You know something I just got my W-2 yesterday. I paid over 10000 dollars in CT state income tax this past year. I’m sick of it, but people like you just love these spending programs and game playing with the books on the state and federal level.

Distrust and disgust of both political parties around this country is reaching levels never seen. Time for you to switch sides and stop preaching at the altar of big government.

posted by: Commuter | January 21, 2014  6:52pm

Joebigjoe - Your recollection of what happened and why fifty years ago is a bit thin. Bear in mind that the country, until the oil embargo, was not suffering economically in the post war period. But that was a very different time in every respect, and the programs of the “Great Society” were in many cases poorly designed first attempts that needed to be and were reformed or eliminated.

Unfortunately, the experiment that began in earnest 30 years ago has been an abject and growing failure in terms of growing the middle class improved quality of life and security, for the vast majority of the population. This are measured, empirical facts.

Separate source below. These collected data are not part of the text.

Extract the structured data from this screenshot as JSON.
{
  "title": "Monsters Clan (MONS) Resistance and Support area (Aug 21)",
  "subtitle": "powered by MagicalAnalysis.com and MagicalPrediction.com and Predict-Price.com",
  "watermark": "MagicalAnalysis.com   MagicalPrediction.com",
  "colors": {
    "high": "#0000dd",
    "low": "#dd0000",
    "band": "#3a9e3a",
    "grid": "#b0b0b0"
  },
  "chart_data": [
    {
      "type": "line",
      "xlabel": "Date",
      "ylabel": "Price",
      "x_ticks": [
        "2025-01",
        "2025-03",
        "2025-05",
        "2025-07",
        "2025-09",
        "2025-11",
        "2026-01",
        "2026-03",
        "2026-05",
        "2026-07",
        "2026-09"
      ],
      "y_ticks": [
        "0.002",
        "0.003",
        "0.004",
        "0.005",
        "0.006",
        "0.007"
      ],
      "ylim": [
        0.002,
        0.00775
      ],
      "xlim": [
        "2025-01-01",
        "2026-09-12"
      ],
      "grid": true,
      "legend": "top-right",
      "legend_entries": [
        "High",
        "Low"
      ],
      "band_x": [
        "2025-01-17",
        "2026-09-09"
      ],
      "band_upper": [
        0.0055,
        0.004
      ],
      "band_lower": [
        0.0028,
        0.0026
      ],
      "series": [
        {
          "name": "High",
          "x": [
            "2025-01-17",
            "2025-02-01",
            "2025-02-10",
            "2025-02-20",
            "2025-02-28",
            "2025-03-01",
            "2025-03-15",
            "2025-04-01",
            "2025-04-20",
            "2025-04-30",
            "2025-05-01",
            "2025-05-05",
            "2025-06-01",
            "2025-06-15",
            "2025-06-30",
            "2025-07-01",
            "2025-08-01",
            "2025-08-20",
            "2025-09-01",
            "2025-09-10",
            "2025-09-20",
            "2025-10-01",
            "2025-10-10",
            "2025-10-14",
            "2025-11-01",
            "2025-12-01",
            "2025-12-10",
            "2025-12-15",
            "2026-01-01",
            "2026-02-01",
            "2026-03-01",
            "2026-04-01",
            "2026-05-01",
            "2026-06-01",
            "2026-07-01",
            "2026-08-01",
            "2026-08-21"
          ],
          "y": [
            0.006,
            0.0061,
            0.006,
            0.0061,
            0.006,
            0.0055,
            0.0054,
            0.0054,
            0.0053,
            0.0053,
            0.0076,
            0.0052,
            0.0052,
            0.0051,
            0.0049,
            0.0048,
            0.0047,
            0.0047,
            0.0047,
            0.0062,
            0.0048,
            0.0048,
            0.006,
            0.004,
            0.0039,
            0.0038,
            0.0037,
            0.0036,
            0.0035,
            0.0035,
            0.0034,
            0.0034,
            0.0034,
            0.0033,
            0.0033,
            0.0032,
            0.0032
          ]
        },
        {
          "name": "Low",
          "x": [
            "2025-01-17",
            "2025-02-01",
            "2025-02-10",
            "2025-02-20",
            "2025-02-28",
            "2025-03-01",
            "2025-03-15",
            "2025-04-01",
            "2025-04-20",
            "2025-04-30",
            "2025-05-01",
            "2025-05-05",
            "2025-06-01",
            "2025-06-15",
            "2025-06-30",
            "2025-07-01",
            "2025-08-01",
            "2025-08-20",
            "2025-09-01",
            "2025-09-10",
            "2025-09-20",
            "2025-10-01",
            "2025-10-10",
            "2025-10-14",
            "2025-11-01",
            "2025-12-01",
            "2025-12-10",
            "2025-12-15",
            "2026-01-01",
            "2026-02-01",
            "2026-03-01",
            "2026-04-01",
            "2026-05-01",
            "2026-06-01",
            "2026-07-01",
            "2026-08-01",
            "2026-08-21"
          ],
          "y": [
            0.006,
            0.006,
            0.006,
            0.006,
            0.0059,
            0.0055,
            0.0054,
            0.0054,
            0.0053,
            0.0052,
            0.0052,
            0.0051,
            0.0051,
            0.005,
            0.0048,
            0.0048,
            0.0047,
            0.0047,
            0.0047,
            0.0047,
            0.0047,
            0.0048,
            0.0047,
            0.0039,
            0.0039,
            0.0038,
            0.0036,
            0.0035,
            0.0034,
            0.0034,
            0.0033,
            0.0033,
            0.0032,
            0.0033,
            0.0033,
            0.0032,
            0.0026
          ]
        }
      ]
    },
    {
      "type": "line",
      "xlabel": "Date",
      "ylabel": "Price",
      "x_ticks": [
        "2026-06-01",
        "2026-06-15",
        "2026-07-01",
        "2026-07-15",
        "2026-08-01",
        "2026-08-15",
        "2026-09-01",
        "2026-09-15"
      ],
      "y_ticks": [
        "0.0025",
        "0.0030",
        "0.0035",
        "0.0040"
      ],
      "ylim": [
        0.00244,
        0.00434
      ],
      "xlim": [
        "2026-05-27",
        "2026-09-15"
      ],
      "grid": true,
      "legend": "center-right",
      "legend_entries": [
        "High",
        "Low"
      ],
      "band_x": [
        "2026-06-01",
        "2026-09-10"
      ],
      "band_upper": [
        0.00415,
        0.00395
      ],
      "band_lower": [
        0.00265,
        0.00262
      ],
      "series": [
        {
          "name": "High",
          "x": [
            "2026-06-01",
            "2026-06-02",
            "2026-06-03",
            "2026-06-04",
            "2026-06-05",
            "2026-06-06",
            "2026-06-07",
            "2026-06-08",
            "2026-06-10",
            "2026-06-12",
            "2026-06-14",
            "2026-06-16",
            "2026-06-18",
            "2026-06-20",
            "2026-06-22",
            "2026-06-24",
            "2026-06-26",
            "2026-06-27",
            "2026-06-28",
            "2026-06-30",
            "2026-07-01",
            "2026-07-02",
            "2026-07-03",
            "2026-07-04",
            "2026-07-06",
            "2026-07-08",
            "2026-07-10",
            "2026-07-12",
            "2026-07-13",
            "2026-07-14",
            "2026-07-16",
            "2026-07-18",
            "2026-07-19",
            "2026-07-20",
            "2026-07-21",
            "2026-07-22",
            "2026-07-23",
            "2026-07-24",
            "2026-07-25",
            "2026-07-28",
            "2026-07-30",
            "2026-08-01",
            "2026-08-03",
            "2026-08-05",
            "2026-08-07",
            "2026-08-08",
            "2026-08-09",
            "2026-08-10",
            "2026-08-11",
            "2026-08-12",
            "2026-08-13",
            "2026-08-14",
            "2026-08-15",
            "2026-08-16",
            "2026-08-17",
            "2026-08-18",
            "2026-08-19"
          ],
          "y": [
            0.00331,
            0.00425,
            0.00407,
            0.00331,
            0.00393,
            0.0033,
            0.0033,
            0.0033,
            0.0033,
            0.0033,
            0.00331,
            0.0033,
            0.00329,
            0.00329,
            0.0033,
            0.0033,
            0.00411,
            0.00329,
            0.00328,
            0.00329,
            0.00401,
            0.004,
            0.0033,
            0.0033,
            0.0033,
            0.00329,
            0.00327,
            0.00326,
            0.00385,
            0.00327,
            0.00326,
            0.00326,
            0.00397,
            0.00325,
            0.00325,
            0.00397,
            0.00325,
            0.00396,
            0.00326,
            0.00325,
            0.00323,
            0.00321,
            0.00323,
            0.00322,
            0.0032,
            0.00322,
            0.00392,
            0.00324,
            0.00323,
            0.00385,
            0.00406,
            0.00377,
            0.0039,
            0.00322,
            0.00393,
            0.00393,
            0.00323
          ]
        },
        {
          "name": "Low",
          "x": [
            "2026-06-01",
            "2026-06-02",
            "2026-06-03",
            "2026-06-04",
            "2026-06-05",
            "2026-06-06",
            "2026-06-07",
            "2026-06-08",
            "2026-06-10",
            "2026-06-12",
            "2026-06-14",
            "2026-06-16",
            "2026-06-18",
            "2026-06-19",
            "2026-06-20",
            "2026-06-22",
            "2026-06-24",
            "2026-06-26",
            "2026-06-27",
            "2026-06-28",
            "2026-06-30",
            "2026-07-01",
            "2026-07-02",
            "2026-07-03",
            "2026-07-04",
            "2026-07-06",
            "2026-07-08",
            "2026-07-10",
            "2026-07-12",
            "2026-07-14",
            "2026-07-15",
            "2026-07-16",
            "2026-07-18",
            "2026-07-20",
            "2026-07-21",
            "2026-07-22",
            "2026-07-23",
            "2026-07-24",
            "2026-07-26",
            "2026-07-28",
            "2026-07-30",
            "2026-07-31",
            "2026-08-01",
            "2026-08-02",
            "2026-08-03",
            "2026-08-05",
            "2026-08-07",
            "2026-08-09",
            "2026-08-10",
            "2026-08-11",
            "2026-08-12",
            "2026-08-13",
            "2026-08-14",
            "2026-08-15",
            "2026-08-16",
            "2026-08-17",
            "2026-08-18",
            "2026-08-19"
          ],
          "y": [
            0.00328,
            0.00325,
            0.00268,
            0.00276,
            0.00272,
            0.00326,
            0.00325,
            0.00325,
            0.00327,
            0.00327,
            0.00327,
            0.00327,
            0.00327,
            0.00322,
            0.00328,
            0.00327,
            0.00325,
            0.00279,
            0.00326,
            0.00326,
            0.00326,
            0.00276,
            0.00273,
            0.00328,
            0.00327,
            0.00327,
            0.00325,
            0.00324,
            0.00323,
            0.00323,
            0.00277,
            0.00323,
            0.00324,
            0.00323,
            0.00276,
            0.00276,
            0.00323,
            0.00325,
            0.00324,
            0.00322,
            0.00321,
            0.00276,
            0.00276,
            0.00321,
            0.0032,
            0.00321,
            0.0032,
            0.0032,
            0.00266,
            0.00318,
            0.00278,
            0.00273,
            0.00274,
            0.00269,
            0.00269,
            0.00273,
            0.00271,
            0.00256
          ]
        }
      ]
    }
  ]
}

Nobody is arguing that we attempt to return to a government-tuned economy. Our problems are much deeper. Most pointedly, there are approximately three people looking for a job for every available job. A healthy employment environment is more like 1:1.

Only the federal government can engage in the deficit spending necessary to increase employment (through infrastructure spending, which we desperately need) and unemployment payments to keep the mass of people from continuing to deteriorate financially, making them less productive.

The American economy is a consumer based economy. Until the mass of Americans have more money to spend, job creation will continue to sputter.

If you go and check out my statement as to the fact that the US government needn’t borrow nor tax in order to spend, you’ll find that to be true. It’s kind of what “fiat currency” means.

And, btw, I have probably forgotten more about economics and how the economy functions than you’ll ever know. But let’s leave the name calling aside from now on, OK?